Gdzie można się udać w poszukiwaniu większej ilości przystępnych cenowo stóp kwadratowych?
– Kilkadziesiąt lat temu takim miejscem było Chelsey. Do opuszczonych loftów wprowadzali się najpierw artyści, a potem galerie, które ich wystawiały. Dzisiaj warto trzymać rękę na pulsie, jeśli chodzi o Financial District. Pandemia odmieniła oblicze tej dzielnicy: większość firm nie wróciła do pracy biurowej, ludzie pracują zdalnie, siedziby firm stoją puste. Miasto zamierza przekształcić je w dostępne cenowo mieszkania. Infrastruktura kawiarniano-restauracyjna już tam jest, miejsce jest świetnie skomunikowane z resztą miasta. A lokale komercyjne po biznesach, które nie przetrwały pandemii, mają szansę być wynajmowane przez artystów po konkurencyjnych stawkach.
Oczywiście czas pokaże, czy te pomysły będą faktycznie realizowane, czy to rodzaj politycznych oświadczeń, które mają poprawić notowania aktualnego burmistrza Nowego Jorku przed nadchodzącymi wyborami.
Debiutant na całe życie
Zabudowa Lower East Side jest ciasna i stosunkowo niska. Mieszkania nie tylko mają ograniczone metraże, ale także dostęp do światła dziennego. Statystycznie widok za oknem również nie zawsze jest strzałem w dziesiątkę – nawet jeśli mówimy o zamożniejszych właścicielach mieszkań. To jeden z powodów, dlaczego nieodłącznym elementem aranżacji wnętrz jest dla Benedikta sztuka, którą można powiesić na ścianie.
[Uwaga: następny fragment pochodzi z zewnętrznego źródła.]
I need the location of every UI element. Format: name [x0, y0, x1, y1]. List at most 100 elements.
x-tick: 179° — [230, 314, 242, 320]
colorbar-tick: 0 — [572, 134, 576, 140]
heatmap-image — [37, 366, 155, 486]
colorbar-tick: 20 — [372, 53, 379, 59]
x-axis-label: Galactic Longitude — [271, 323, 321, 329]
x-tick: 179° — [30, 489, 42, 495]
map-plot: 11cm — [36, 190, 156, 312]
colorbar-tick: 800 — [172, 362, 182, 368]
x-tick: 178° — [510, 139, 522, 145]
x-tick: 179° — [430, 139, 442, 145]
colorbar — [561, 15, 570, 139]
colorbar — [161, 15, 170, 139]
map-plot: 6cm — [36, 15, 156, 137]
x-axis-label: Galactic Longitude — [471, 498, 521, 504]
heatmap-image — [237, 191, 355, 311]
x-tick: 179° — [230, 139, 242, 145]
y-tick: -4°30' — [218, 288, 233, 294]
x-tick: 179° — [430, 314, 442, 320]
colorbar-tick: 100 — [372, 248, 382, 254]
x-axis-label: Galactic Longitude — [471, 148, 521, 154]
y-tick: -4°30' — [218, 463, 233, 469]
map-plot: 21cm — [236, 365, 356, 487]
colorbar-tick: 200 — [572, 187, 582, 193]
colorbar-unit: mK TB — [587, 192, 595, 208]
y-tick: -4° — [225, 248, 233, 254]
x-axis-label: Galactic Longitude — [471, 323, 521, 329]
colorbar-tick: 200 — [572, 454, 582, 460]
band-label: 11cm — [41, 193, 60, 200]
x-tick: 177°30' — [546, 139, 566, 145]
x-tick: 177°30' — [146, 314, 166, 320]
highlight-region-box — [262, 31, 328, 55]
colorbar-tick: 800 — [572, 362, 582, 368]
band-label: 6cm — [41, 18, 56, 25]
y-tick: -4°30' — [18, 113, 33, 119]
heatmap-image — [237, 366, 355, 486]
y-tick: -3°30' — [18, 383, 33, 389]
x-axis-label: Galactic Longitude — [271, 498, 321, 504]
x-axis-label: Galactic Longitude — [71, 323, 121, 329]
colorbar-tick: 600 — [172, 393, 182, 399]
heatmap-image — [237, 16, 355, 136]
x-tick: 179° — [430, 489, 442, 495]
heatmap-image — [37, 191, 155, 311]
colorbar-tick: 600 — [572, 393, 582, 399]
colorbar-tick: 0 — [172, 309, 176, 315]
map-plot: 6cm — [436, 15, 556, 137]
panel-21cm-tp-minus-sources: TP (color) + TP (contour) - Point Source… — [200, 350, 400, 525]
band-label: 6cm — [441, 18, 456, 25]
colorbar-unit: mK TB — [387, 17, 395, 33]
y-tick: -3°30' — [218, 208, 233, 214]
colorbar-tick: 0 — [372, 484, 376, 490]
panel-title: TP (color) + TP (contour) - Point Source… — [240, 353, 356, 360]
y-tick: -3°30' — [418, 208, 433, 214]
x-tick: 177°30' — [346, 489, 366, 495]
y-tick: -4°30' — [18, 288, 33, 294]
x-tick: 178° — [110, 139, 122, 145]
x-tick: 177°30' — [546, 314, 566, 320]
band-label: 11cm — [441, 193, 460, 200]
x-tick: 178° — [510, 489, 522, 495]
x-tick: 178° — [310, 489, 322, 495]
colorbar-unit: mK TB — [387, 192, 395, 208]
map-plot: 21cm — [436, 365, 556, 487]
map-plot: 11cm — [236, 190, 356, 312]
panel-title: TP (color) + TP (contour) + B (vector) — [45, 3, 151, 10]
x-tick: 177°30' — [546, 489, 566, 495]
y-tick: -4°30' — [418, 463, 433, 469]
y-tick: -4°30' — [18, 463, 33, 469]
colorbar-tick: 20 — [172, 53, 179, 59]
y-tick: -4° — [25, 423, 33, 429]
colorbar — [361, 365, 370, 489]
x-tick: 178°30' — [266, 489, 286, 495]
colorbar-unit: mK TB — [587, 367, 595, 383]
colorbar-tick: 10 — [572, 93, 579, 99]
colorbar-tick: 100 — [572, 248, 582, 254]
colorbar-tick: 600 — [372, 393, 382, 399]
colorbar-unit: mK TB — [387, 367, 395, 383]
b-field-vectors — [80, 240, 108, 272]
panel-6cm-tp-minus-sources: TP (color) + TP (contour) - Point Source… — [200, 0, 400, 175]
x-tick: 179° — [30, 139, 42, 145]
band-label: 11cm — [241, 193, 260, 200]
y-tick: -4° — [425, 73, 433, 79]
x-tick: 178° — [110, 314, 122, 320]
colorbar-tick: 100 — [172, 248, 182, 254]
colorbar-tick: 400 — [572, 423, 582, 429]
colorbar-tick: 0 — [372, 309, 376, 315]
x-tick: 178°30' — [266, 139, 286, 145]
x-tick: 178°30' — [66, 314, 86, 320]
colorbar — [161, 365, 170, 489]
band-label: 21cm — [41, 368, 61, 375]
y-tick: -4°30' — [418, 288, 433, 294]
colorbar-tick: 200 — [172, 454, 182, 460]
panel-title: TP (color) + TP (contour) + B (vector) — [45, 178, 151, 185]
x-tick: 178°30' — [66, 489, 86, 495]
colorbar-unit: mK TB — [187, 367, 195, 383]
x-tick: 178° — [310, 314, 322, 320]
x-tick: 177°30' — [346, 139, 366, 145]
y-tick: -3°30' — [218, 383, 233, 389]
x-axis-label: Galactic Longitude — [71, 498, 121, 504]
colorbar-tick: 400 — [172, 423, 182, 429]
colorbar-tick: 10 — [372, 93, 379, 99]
– Moi klienci nie są rasowymi kolekcjonerami, ale otaczanie się sztuką jest częścią ich stylu życia. Kiedy spotykamy się, żeby rozmawiać nad kierunkiem projektu, rozmawiamy także o ich sposobach spędzania wolnego czasu. Jednym z nich jest chodzenie na wystawy. To również mój sposób na życie – to mnie inspiruje, daje pretekst do rozwijania pomysłów, uwrażliwia na tekstury i kolory. To także świetny przełamywacz lodów w pierwszych kontaktach z klientami. Ostatnimi wystawami, które zrobiły na mnie szczególne wrażenie, były retrospektywa malarstwa Alexa Katza w Guggenheimie oraz przegląd fotografii Wolfganga Tillmansa w MoMA. Obydwaj stosują najprostsze środki i dlatego efekty ich pracy są tak przejmujące.
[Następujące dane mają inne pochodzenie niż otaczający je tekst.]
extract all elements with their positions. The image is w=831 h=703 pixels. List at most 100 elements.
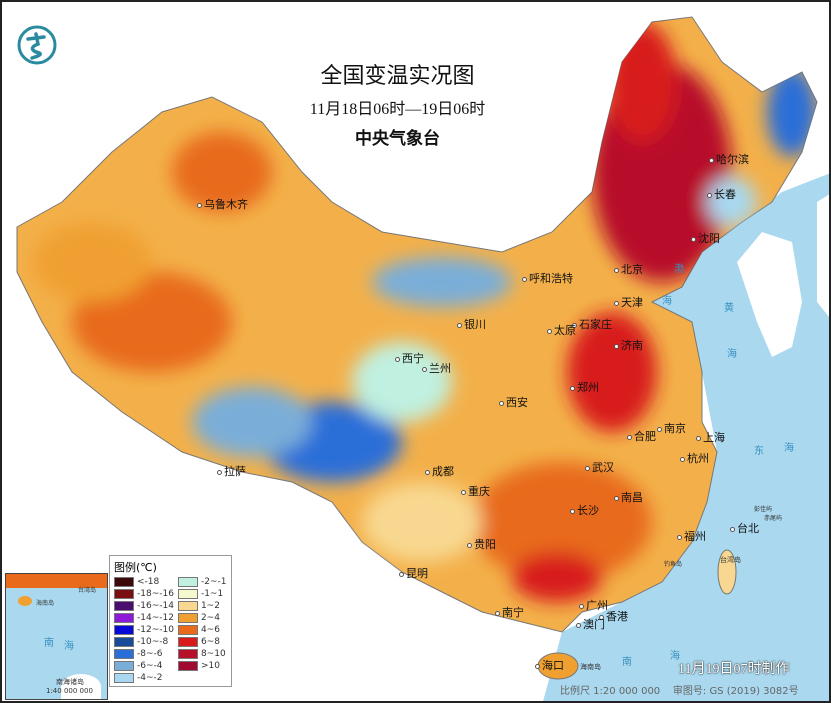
legend-label: 1~2 bbox=[200, 601, 220, 612]
legend-swatch bbox=[114, 673, 134, 684]
city-label: 台北 bbox=[730, 520, 759, 536]
legend-swatch bbox=[177, 577, 198, 588]
city-label: 南京 bbox=[657, 420, 686, 436]
legend-column: <-18 -18~-16 -16~-14 -14~-12 -12~-10 -10~-8 -8… bbox=[114, 577, 174, 684]
legend-swatch bbox=[114, 649, 134, 660]
city-label: 合肥 bbox=[627, 428, 656, 444]
city-label: 银川 bbox=[457, 316, 486, 332]
legend-item: -14~-12 bbox=[114, 613, 174, 624]
legend-item: -4~-2 bbox=[114, 673, 174, 684]
legend-swatch bbox=[114, 637, 134, 648]
legend-label: -14~-12 bbox=[137, 613, 174, 624]
sea-label: 海 bbox=[727, 349, 737, 360]
legend-label: -16~-14 bbox=[137, 601, 174, 612]
scale-and-map-number: 比例尺 1:20 000 000 审图号: GS (2019) 3082号 bbox=[560, 682, 799, 697]
legend-swatch bbox=[114, 601, 134, 612]
legend-label: <-18 bbox=[137, 577, 160, 588]
legend-item: -1~1 bbox=[177, 589, 227, 600]
inset-hainan bbox=[18, 596, 32, 606]
city-label: 成都 bbox=[425, 463, 454, 479]
cma-dragon-logo-icon bbox=[17, 25, 57, 65]
city-label: 天津 bbox=[614, 294, 643, 310]
korea-peninsula bbox=[737, 232, 802, 357]
legend-swatch bbox=[177, 625, 198, 636]
legend-title: 图例(℃) bbox=[114, 561, 157, 574]
legend-label: 4~6 bbox=[200, 625, 220, 636]
city-label: 太原 bbox=[547, 322, 576, 338]
city-label: 呼和浩特 bbox=[522, 270, 573, 286]
city-label: 长春 bbox=[707, 186, 736, 202]
legend-label: 2~4 bbox=[200, 613, 220, 624]
legend-item: -18~-16 bbox=[114, 589, 174, 600]
city-label: 北京 bbox=[614, 261, 643, 277]
city-label: 昆明 bbox=[399, 565, 428, 581]
island-label: 赤尾屿 bbox=[764, 515, 783, 522]
legend-label: -4~-2 bbox=[137, 673, 163, 684]
city-label: 郑州 bbox=[570, 379, 599, 395]
sea-label: 东 bbox=[754, 446, 764, 457]
island-label: 海南岛 bbox=[580, 663, 601, 671]
legend-item: 4~6 bbox=[177, 625, 227, 636]
city-label: 香港 bbox=[599, 608, 628, 624]
city-label: 贵阳 bbox=[467, 536, 496, 552]
legend-item: -10~-8 bbox=[114, 637, 174, 648]
legend-label: 8~10 bbox=[200, 649, 226, 660]
legend-swatch bbox=[177, 637, 198, 648]
legend-swatch bbox=[177, 601, 198, 612]
inset-islands-label: 南海诸岛 bbox=[56, 678, 84, 686]
taiwan-island bbox=[717, 549, 737, 595]
legend-item: -12~-10 bbox=[114, 625, 174, 636]
legend-label: -10~-8 bbox=[137, 637, 169, 648]
legend-swatch bbox=[114, 613, 134, 624]
city-label: 西宁 bbox=[395, 350, 424, 366]
south-china-sea-inset: 海南岛 台湾岛 南 海 南海诸岛 1:40 000 000 bbox=[5, 573, 108, 700]
city-label: 海口 bbox=[535, 657, 564, 673]
legend-item: <-18 bbox=[114, 577, 174, 588]
legend-item: 6~8 bbox=[177, 637, 227, 648]
city-label: 上海 bbox=[696, 429, 725, 445]
city-label: 重庆 bbox=[461, 483, 490, 499]
legend-label: -18~-16 bbox=[137, 589, 174, 600]
city-label: 兰州 bbox=[422, 360, 451, 376]
legend-swatch bbox=[114, 577, 134, 588]
inset-sea-label: 南 bbox=[44, 638, 54, 649]
legend-swatch bbox=[114, 625, 134, 636]
inset-mainland bbox=[6, 574, 107, 588]
city-label: 南宁 bbox=[495, 604, 524, 620]
legend-swatch bbox=[177, 589, 198, 600]
city-label: 哈尔滨 bbox=[709, 151, 749, 167]
legend-swatch bbox=[177, 613, 198, 624]
city-label: 福州 bbox=[677, 528, 706, 544]
city-label: 沈阳 bbox=[691, 230, 720, 246]
city-label: 拉萨 bbox=[217, 463, 246, 479]
city-label: 澳门 bbox=[576, 616, 605, 632]
map-issuer: 中央气象台 bbox=[355, 129, 440, 149]
legend-swatch bbox=[177, 649, 198, 660]
japan-land bbox=[817, 194, 829, 317]
legend-label: 6~8 bbox=[200, 637, 220, 648]
legend-swatch bbox=[114, 661, 134, 672]
sea-label: 海 bbox=[662, 296, 672, 307]
city-label: 西安 bbox=[499, 394, 528, 410]
legend-label: >10 bbox=[200, 661, 220, 672]
legend-item: -6~-4 bbox=[114, 661, 174, 672]
sea-label: 渤 bbox=[674, 264, 684, 275]
island-label: 钓鱼岛 bbox=[664, 561, 683, 568]
city-label: 乌鲁木齐 bbox=[197, 196, 248, 212]
sea-label: 海 bbox=[670, 651, 680, 662]
city-label: 长沙 bbox=[570, 502, 599, 518]
city-label: 武汉 bbox=[585, 459, 614, 475]
legend-item: >10 bbox=[177, 661, 227, 672]
inset-taiwan-label: 台湾岛 bbox=[78, 587, 97, 594]
legend-item: -8~-6 bbox=[114, 649, 174, 660]
city-label: 南昌 bbox=[614, 489, 643, 505]
inset-sea-label: 海 bbox=[64, 641, 74, 652]
legend-label: -8~-6 bbox=[137, 649, 163, 660]
sea-label: 南 bbox=[622, 657, 632, 668]
legend-label: -6~-4 bbox=[137, 661, 163, 672]
legend-column: -2~-1 -1~1 1~2 2~4 4~6 6~8 8~10 >10 bbox=[177, 577, 227, 684]
legend-item: 1~2 bbox=[177, 601, 227, 612]
legend-swatch bbox=[114, 589, 134, 600]
city-label: 杭州 bbox=[680, 450, 709, 466]
inset-scale: 1:40 000 000 bbox=[46, 687, 93, 695]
– Tillmans powiedział, że chciałby, by „widz doświadczał jego prac poprzez indywidualne spojrzenie i indywidualne doświadczenia życiowe” – przypominam sobie słowa artysty.
– W takim razie powinieneś koniecznie zobaczyć najnowszy film Jerzego Skolimowskiego „EO”, który namiętnie jest grany w Lincoln Center. Reżyser opowiada o Europie i jej mieszkańcach z perspektywy osła.
– Nie jesteś pierwszą osobą, która nalega, żebym obejrzał ten film. Czytałem wiele dobrych recenzji.
– Faktycznie, nalegam, żebyś zobaczył ten film. Mam nadzieję, że dostanie tegorocznego Oscara.
– Nie ma nic bardziej cennego niż możliwość spojrzenia na rzeczywistość z nowej perspektywy. To pomaga pielęgnować w sobie „umysł debiutanta”. Myślę, że w Nowym Jorku można pozostać debiutantem całe życie.
Benedikt Josef
Rocznik 1982. Urodził się w Niemczech, a wychowywał w Australii. Studiował na Royal Melbourne Institute of Technology. Od 15 lat mieszka w Ameryce. Prowadzi nowojorskie studio projektowania wnętrz i architektury. Jego styl łączy nowoczesną, wyrafinowaną architekturę z zabytkowymi i niestandardowymi meblami. Benedikt jest znany z tworzenia uduchowionych, eleganckich domów, które w unikalny sposób odzwierciedlają styl życia ich właścicieli. Poprzez osobistą pracę z każdym projektem kreuje domy, które są niesezonowe i celowe, bo opowiadają historię ludzi, którzy w nich mieszkają.